On the death of radio’s Paul Harvey, it’s hard for me not to think of his June 23, 2005 broadcast as his most revealing moment.
That’s the episode where he delivered this memorable rant (Extra! Update, 8/05):
After the attack on Pearl Harbor, Winston Churchill said that the American people–he said, the American people, he said, and this is a direct quote, “We didn’t come this far because we are made of sugar candy.”
And that reminder was taken seriously. And we proceeded to develop and deliver the bomb, even though roughly 150,000 men, women and children perished in Hiroshima and Nagasaki. With a single blow, World War II was over.
Following New York, September 11, Winston Churchill was not here to remind us that we didn’t come this far because we’re made of sugar candy.
So, following the New York disaster, we mustered our humanity…and we sent men with rifles into Afghanistan and Iraq, and we kept our best weapons in our silos.
Even now we’re standing there dying, daring to do nothing decisive, because we’ve declared ourselves to be better than our terrorist enemies–more moral, more civilized.
Our image is at stake, we insist.
But we didn’t come this far because we’re made of sugar candy.
Once upon a time, we elbowed our way onto and across this continent by giving smallpox-infected blankets to Native Americans. That was biological warfare.

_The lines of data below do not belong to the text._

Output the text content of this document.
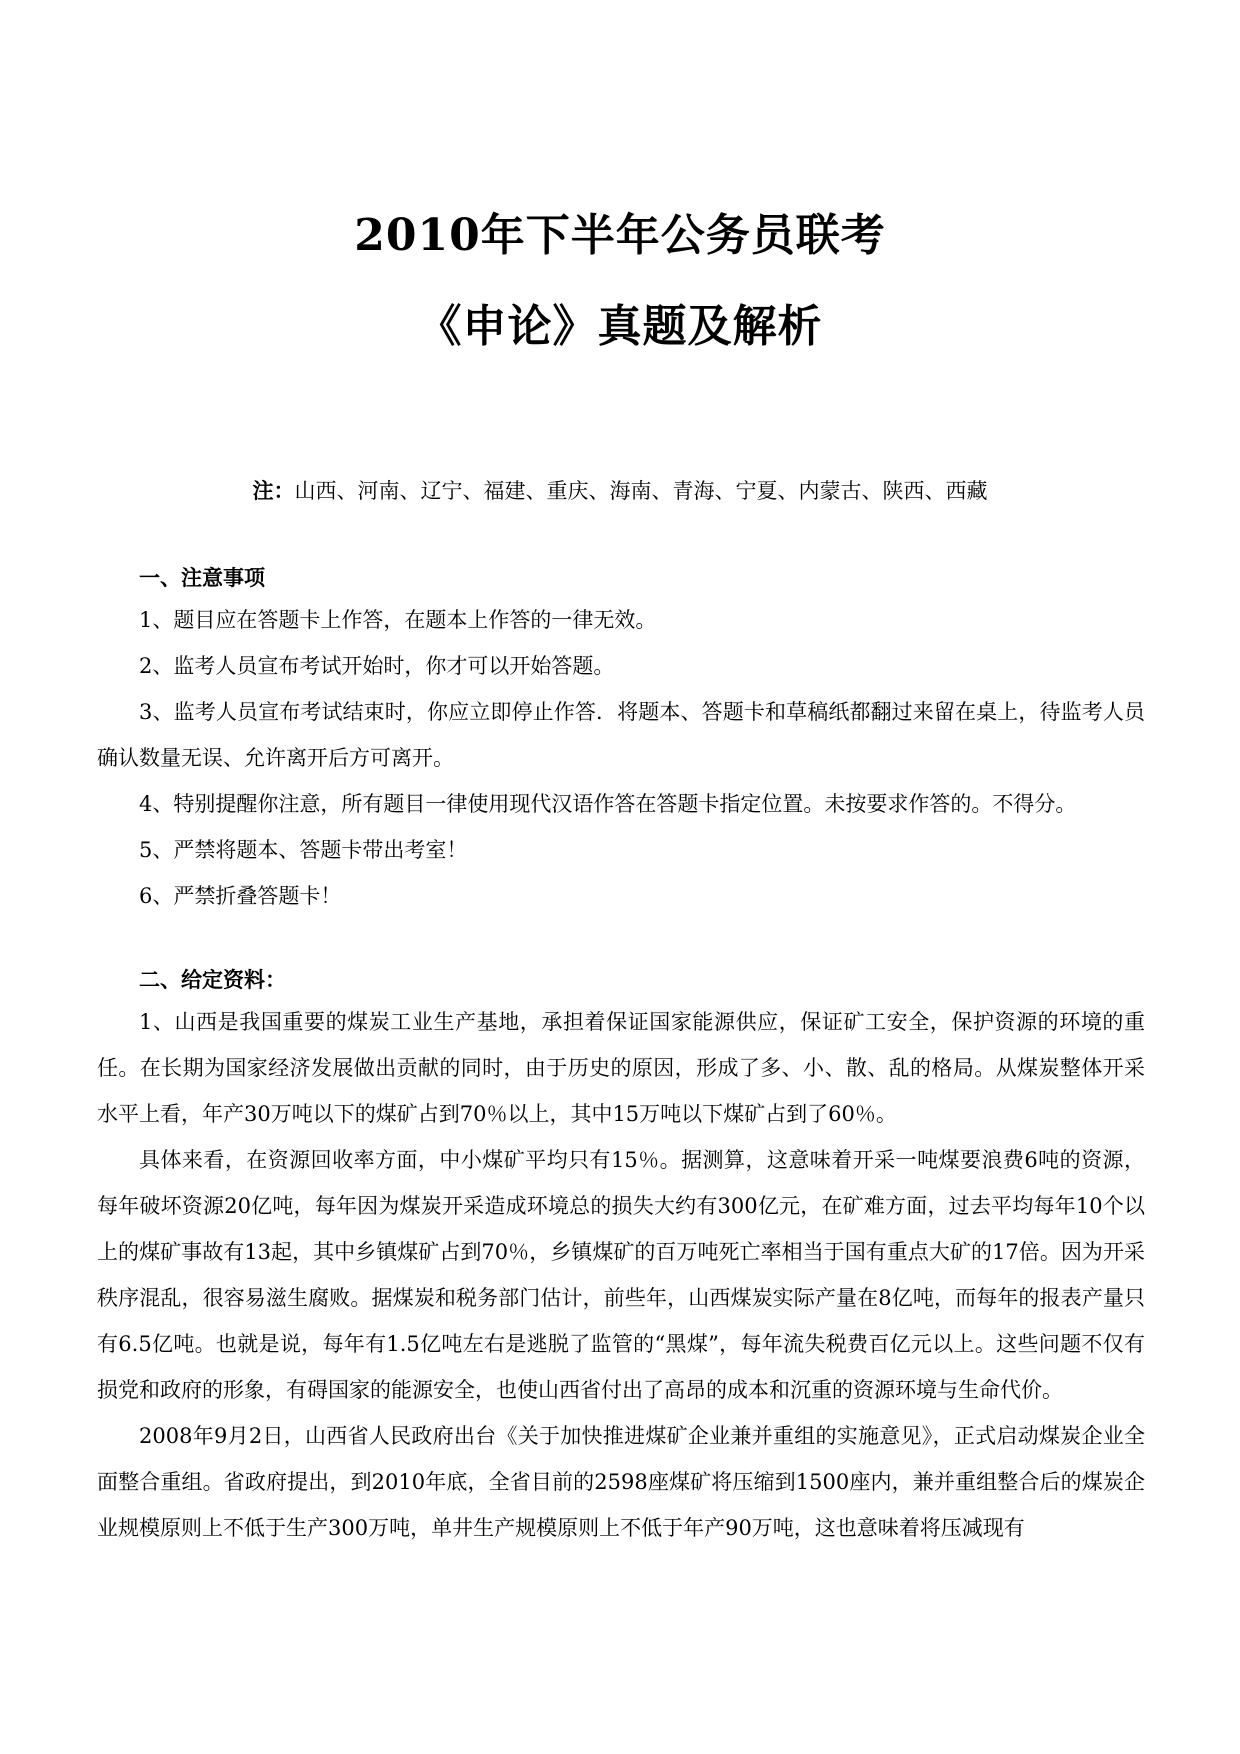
2010年下半年公务员联考
《申论》真题及解析
注：山西、河南、辽宁、福建、重庆、海南、青海、宁夏、内蒙古、陕西、西藏

一、注意事项

1、题目应在答题卡上作答，在题本上作答的一律无效。

2、监考人员宣布考试开始时，你才可以开始答题。

3、监考人员宣布考试结束时，你应立即停止作答．将题本、答题卡和草稿纸都翻过来留在桌上，待监考人员确认数量无误、允许离开后方可离开。

4、特别提醒你注意，所有题目一律使用现代汉语作答在答题卡指定位置。未按要求作答的。不得分。

5、严禁将题本、答题卡带出考室！

6、严禁折叠答题卡！

二、给定资料：

1、山西是我国重要的煤炭工业生产基地，承担着保证国家能源供应，保证矿工安全，保护资源的环境的重任。在长期为国家经济发展做出贡献的同时，由于历史的原因，形成了多、小、散、乱的格局。从煤炭整体开采水平上看，年产30万吨以下的煤矿占到70％以上，其中15万吨以下煤矿占到了60％。

具体来看，在资源回收率方面，中小煤矿平均只有15％。据测算，这意味着开采一吨煤要浪费6吨的资源，每年破坏资源20亿吨，每年因为煤炭开采造成环境总的损失大约有300亿元，在矿难方面，过去平均每年10个以上的煤矿事故有13起，其中乡镇煤矿占到70％，乡镇煤矿的百万吨死亡率相当于国有重点大矿的17倍。因为开采秩序混乱，很容易滋生腐败。据煤炭和税务部门估计，前些年，山西煤炭实际产量在8亿吨，而每年的报表产量只有6.5亿吨。也就是说，每年有1.5亿吨左右是逃脱了监管的“黑煤”，每年流失税费百亿元以上。这些问题不仅有损党和政府的形象，有碍国家的能源安全，也使山西省付出了高昂的成本和沉重的资源环境与生命代价。

2008年9月2日，山西省人民政府出台《关于加快推进煤矿企业兼并重组的实施意见》，正式启动煤炭企业全面整合重组。省政府提出，到2010年底，全省目前的2598座煤矿将压缩到1500座内，兼并重组整合后的煤炭企业规模原则上不低于生产300万吨，单井生产规模原则上不低于年产90万吨，这也意味着将压减现有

And we used every other weapon we could get our hands on to grab this land from whomever.
And we grew prosperous. And yes, we greased the skids with the sweat of slaves.
So it goes with most great nation-states, which–feeling guilty about their savage pasts–eventually civilize themselves out of business and wind up invaded and ultimately dominated by the lean, hungry up-and-coming who are not made of sugar candy.
To Harvey, in other words, failing to use nuclear and biological weapons because we feel guilty about genocide and slavery means that we’re “made of sugar candy.” And this will mean the end of U.S. civilization.
It’s hard to know how to respond to that worldview, or to the fact that the person who promulgated it was one of the most popular and longest-running personalities, other than to note that he was taking Churchill out of context. Churchill followed up his observation–which was made about the “peoples of the British empire,” not about Americans–with the vow that “we shall never descend to the German and Japanese level,” meaning the Nazis and the World War II-era Japanese Empire. Harvey seemed genuinely worried that we wouldn’t descend to that level soon enough.
See also Extra!: “The Right of the Story: Harvey Peddles Tall Tales–With a Conservative Kick” (9-10/97) by Dan Wilson.






Well, I wonder what ol’ Paul thought our gummint was holding back … other than nukes.
They’ve used pretty much every other weapon in their arsenal … in large measure on civilians.
Doesn’t that qualify as descending to a terrorist level?
Ask the people of Gaza that question. They were used as test subjects for the newest horrors US military science has devised, weren’t they?
Rest easy, Paul … your government is as capable of war crimes today as it’s ever been.
Good day.
I think its particularly despicable to be spitting on a man’s grave when it hasn’t even been dug yet. Haven’t you people ever heard the term “decent interval”? The feckless thuggery of this post is the last hit on the first page of Google, which is how I found this site. You, sir, should be ashamed of yourself. While your point is valid and what he said is very inflammatory, I think it base cowardice to start your post with, “On the death of radio’s Paul Harvey, it’s hard for me not to think of his June 23, 2005 broadcast as his most revealing moment.” Refrain for a bit before you show your true colors as the scum of the internet.
And the thing is, I know for a FACT that there is no way that’s his final point on the subject he was addressing. He has a signature sign off that was not included, and so it was certainly only a small part of the whole comment. His point was that Americans have, for better or for worse, carved a niche for themselves in history. There are parts we are not proud of (like this war), but we have to take those challenges, do the best we can with the devices we have been given, and fix the injustices that arrive. Slavery was a reality in the time of the settlers. Bigotry and racism were rampant among the founders. But we have moved past that time to today, where we have a more open society and an open forum to talk about further injustices.
So let’s have that open forum, free from internet hacks like yourself who try to tarnish the works of a good man who grew up in bad times and tried to make sense of the day he lived.
He was, after all, the man who, after backing the Vietnam War under Johnson, turned that stance around under Nixon’s expansion of the war by famously stating, “Mr. President, I love you … but you’re wrong.”
Maybe he’s not as one dimensional as you painted him.
So now you know…(thanks for teeing this up for me)…the Rest of the Story.
Did you already write this in 2005, when it was, y’know, relevant? You couldn’t even come up with anything new?
I find this post to be both lazy and cowardly. Get a life.
I particularly like Shawnway’s comment above, enthusiastically enjoining all of us to “have that open forum” and then immediately thereafter commanding us to keep this same forum “free from internet hacks like yourself…” Now that’s a shining miracle in thought processes, and I thank her/him for offering it in this open forum for our consideration.
Paul Harvey was a wonderful broadcaster. Jim Naureckas? A little wart on some random animal’s butt.